Ципка хотела еще что-то сказать, но плач, звеневший в ее голосе, вдруг вырвался из ее горла и огласил комнату. Лицо ее судорожно передернулось и приняло страшное выражение.
– Что я тебе скажу, дитя мое, – важным и задушевным голосом произнес Зейлиг. – Знаешь, в то время, когда мы еще имели свое собственное царство, существовал такой обычай наказывать преступника: его выводили далеко за город, раздевали наголо, обмазывали все тело свежим медом и оставляли в таком виде на произвол судьбы. Вскоре затем прилетали пчелы и, почуяв запах меда, набрасывались тысячами на голое тело, и через несколько времени преступник умирал в мучениях. Это было страшное наказание! Однажды случилось так, что преступника, обмазанного медом и начинавшего стонать от укусов первых пчел, увидел проходивший мимо его старый друг. Узнав казнимого, он горестно всплеснул руками и, движимый глубокой жалостью, хотел было наброситься на пчел, разогнать их и тем уменьшить страдания мученика. Но лишь только он приблизился, чтобы исполнить свое намерение, как несчастный стал умолять его именем Бога не делать этого. В великом смущении он остановил свою руку и спросил несчастного о причине этого запрета. «Я тебе скажу, – ответил тот. – Эти пчелы, что усеяли мое тело и вонзили в него жало, совершили свое дело и больше причинить страданий уже не могут. Если же ты, поддавшись доброте своей, отгонишь этих, то их тотчас же заменят новые, и тем удвоятся страдания мои. Поэтому, прошу тебя, оставь все, как есть, и предоставь меня моей судьбе». Вот что я хотел сказать тебе, Ципка. Понимаешь? Терпи свое наказание и не ищи друзей, чтобы избавили тебя от него. Так хочет Всевышний, а что Он хочет, то мудро и хорошо.
Слова Зейлига произвели заметное впечатление на Фейгу. Она присела, притихла и задумалась. Хаим с трудом сдерживал свой восторг.

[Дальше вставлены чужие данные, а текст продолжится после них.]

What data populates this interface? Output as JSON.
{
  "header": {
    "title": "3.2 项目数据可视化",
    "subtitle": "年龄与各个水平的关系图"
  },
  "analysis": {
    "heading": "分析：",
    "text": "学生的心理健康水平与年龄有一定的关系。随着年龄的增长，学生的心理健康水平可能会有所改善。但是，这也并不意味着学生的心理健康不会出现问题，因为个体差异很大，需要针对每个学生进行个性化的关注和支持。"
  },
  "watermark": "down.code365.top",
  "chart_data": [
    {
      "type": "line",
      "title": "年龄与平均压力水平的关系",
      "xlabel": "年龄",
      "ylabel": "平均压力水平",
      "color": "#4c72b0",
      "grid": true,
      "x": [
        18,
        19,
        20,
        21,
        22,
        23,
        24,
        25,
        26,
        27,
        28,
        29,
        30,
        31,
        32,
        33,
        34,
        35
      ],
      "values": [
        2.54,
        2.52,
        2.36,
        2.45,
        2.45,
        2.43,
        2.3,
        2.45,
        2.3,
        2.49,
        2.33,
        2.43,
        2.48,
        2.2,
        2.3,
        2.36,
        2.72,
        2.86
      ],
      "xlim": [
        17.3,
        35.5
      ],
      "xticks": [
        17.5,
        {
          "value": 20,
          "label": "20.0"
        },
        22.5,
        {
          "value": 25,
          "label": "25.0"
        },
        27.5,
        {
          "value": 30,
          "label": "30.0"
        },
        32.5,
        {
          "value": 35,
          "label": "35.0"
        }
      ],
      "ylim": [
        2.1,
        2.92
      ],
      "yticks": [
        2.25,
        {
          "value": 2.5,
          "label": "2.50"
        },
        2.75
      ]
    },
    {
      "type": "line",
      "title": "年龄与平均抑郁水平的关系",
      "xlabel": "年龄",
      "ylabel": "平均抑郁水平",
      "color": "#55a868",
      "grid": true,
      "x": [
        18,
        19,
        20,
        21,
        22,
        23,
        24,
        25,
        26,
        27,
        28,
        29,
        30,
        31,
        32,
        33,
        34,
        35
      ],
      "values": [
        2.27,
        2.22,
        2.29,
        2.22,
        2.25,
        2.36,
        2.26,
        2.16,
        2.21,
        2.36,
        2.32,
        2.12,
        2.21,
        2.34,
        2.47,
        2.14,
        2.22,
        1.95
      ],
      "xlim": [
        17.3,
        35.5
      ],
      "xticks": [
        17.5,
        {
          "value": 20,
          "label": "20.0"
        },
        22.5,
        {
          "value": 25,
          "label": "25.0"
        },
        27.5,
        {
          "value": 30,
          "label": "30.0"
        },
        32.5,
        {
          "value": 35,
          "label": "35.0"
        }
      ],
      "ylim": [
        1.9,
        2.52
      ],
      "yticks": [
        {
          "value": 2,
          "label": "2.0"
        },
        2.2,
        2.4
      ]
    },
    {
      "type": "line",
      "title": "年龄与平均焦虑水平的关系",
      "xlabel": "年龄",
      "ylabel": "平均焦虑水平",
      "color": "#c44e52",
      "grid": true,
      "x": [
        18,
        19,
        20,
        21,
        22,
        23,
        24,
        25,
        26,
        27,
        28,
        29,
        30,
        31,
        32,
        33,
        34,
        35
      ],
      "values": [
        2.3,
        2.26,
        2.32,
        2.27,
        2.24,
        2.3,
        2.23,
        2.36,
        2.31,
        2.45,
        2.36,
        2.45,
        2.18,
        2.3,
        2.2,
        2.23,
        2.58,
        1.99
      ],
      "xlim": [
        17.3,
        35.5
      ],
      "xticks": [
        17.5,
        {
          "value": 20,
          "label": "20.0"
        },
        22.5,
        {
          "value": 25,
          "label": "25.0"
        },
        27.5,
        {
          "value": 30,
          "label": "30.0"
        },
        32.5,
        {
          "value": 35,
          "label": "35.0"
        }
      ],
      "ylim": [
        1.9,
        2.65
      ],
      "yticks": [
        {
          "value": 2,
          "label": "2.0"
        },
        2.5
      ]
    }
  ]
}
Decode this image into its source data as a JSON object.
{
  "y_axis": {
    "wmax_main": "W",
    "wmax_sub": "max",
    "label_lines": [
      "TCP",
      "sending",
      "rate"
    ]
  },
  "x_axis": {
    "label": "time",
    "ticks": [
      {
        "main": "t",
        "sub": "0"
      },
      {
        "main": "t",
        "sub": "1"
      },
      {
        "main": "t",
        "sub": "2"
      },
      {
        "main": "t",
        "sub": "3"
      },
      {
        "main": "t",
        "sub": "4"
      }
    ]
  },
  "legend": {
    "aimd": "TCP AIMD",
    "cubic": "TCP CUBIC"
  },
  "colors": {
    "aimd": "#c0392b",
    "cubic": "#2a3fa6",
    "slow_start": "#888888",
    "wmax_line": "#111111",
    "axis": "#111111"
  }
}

– Да, да, Зейлиг, – заговорил он, – как вы это хорошо сказали. Это расходится по всем косточкам. Конечно, человек должен быть всегда человеком. Что же, разве мы богатство в землю возьмем с собой? Правда, мы имеем детей. Ну, что ж такое? Слава Богу, мы молоды и имеем великого Бога. Это я всегда думал, и говорил. Но подите-ка уговорите мою Фейгу. Разве я хотел выгнать Иерохима? Он бы у меня до самой своей смерти работал. Но жены поссорились, и семья осталась без хлеба. Что я мог сделать? Когда жена убедит себя, что она всему голова, так тут никто не поможет. Конечно, я отказал Иерохиму, но никто не знал, как у меня сердце болело о том. Разве шутка: жена и восемь человек детей! Но я должен был молчать. Теперь же нельзя его так оставить, правда, Фейга?.. Нужно же ему помочь, Фейга! Но, конечно, по-человечески, а по-человечески не нркно и себя забывать. Что ты скажешь? Нет, я хочу узнать, что ты скажешь?.. У тебя ведь бывают иногда очень хорошие мысли.